Mystery Of Super-Hot 'Blue Hook' Stars Finally Solved

'Blue Hook' Star Mystery Finally Solved

Astronomers may have just solved a mystery 10 billion years in the making.

It has to do with so-called "blue hook" stars, which have less than half the mass of the sun but burn 10 times hotter and are far more luminous. No one was ever able to explain the stars' unusual properties.

Until now.

New research by an international team of astronomers holds that these super-hot stars are the product of long-ago collisions that destroyed the protostellar discs from which they arose.

The destruction of the discs caused the blue hook stars to rotate more rapidly than they otherwise would have, according to the research. That, in turn, affected the evolution of the stars, leaving them with unusually heavy cores that burn very brightly.

discArtist's impression of a protostellar disc being disrupted by a collision.

What was it that collided with the discs? Other stars. After all, the star clusters in which blue hooks are believed to have formed were densely packed with stars.

"We've solved an old puzzle," study co-author Dr. Antonino Milone of the Australian National University School of Astronomy and Astrophysics in Canberra said in a written statement. "Our new explanation is quite simple, and it hangs together really nicely," added co-author Dr. Aaron Dotter, another researcher at the university.
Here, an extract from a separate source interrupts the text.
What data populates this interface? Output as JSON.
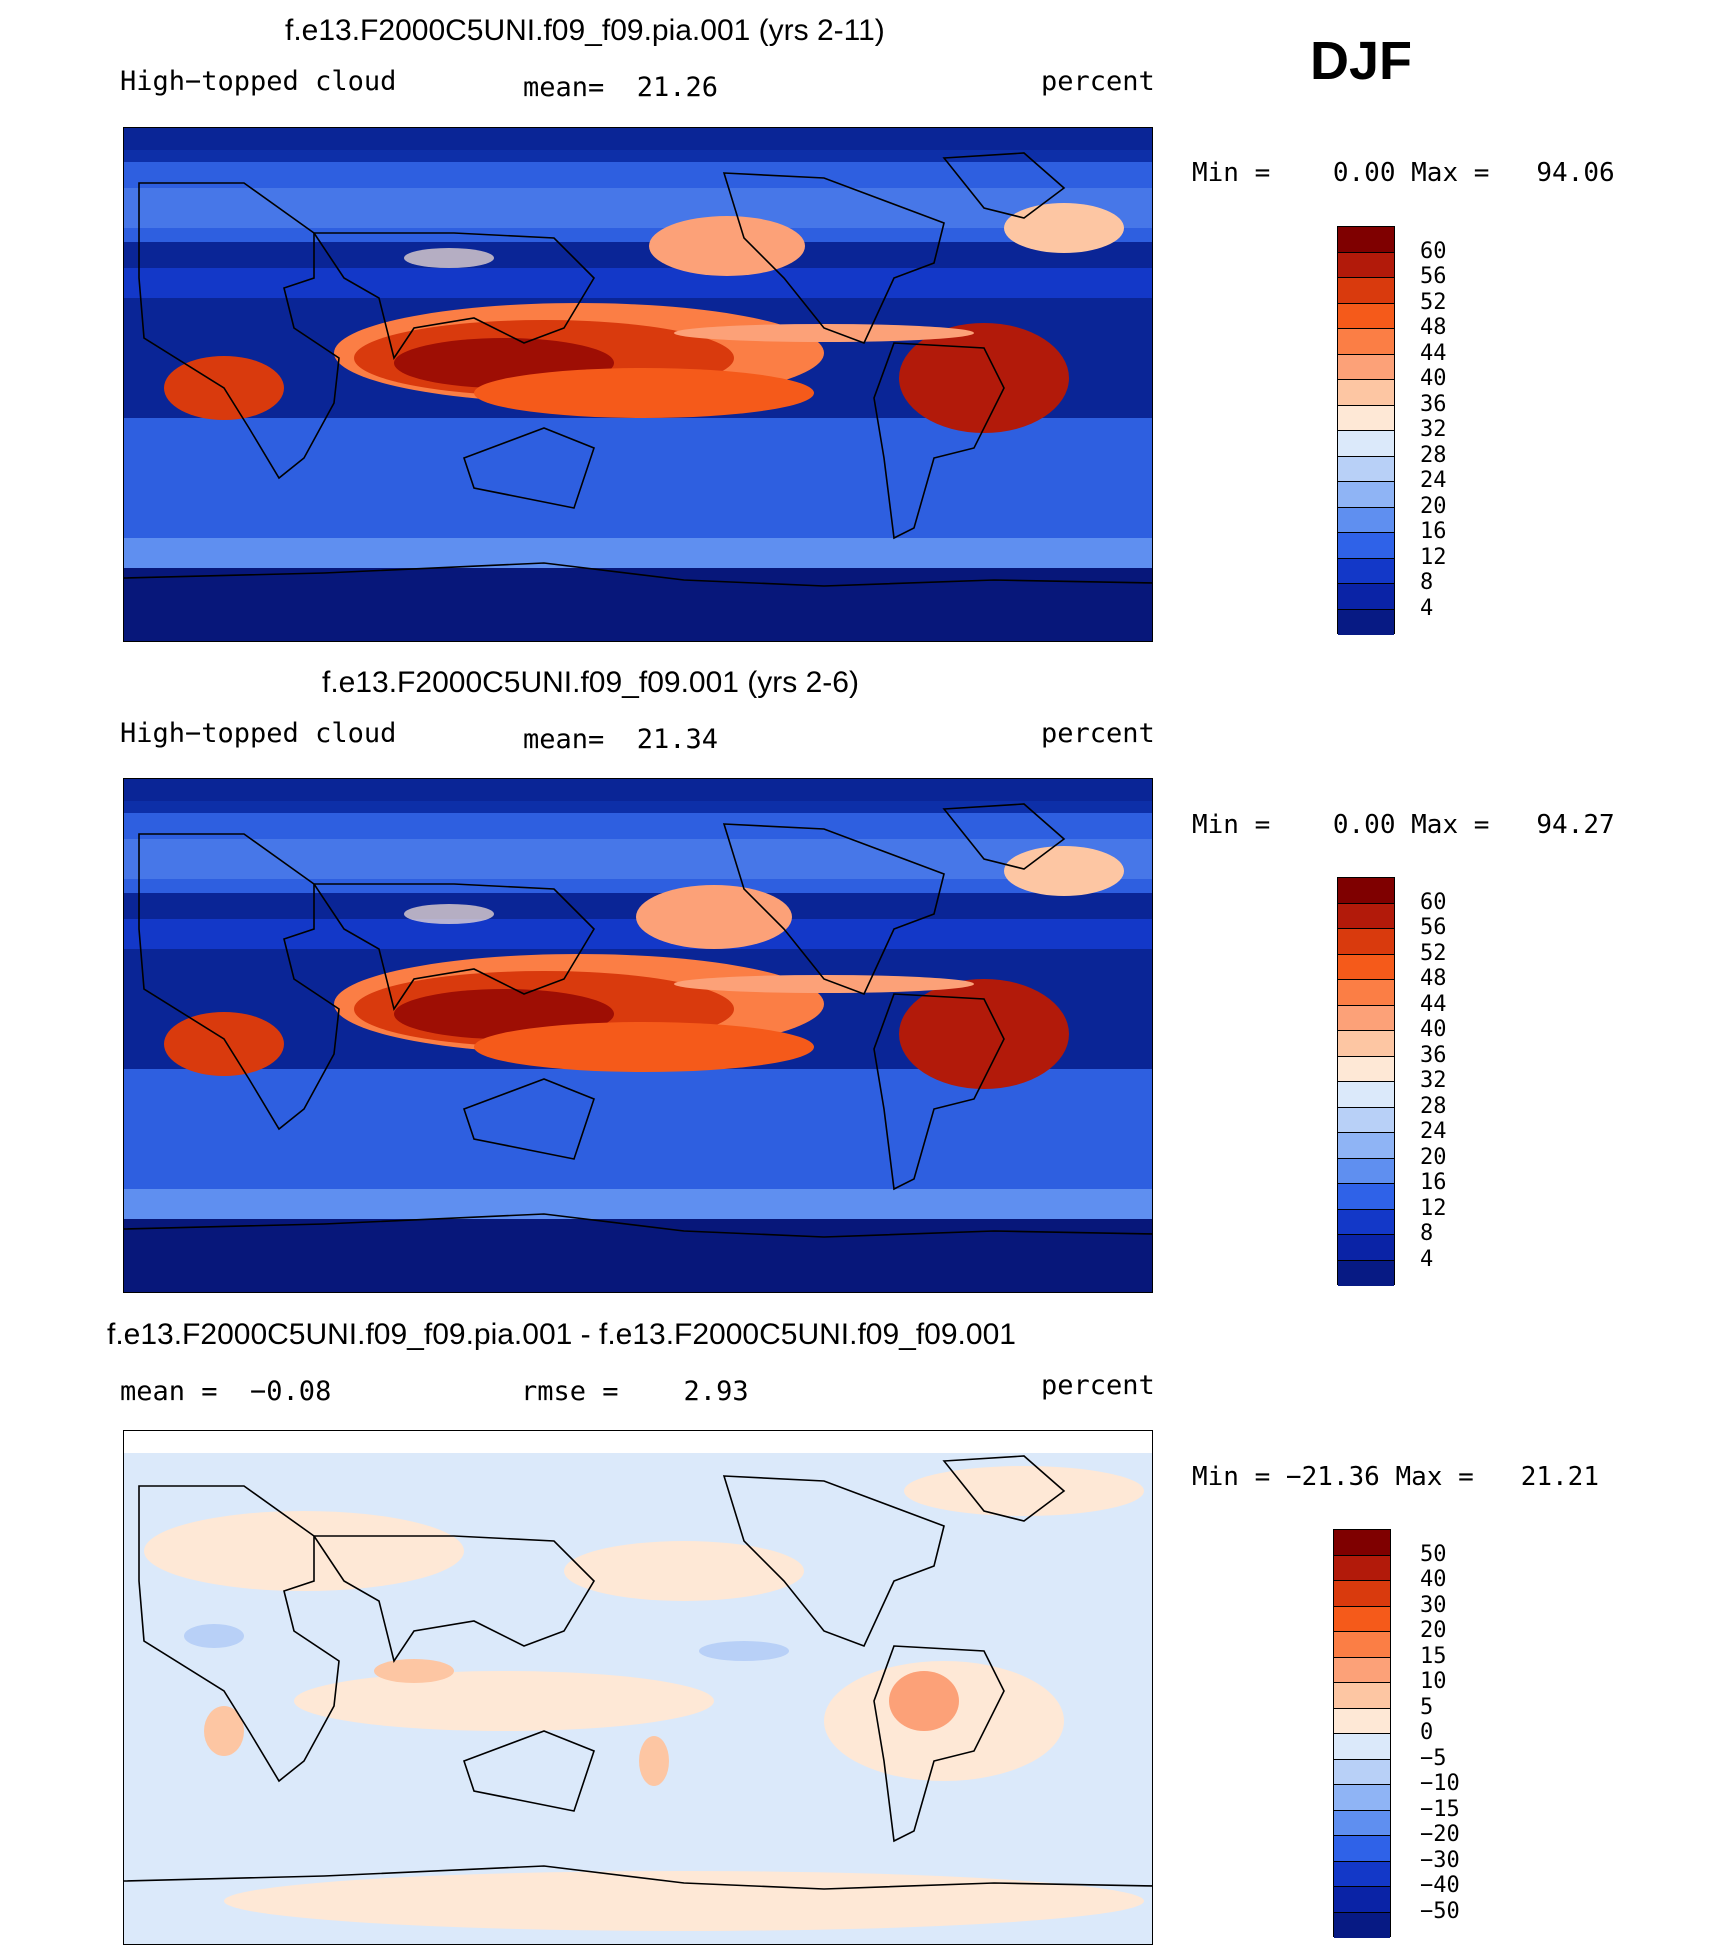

To reach their conclusion, the team studied the globular cluster Omega Centauri, according to the statement. It contains about 10 million stars in close proximity to one another.

A paper describing the research was published online July 2 in the journal Nature.

CORRECTION: An earlier version of this article stated that Omega Centauri is the only star cluster visible to the naked eye. In fact, others, including the Pleiades, are visible without the help of binoculars or telescopes.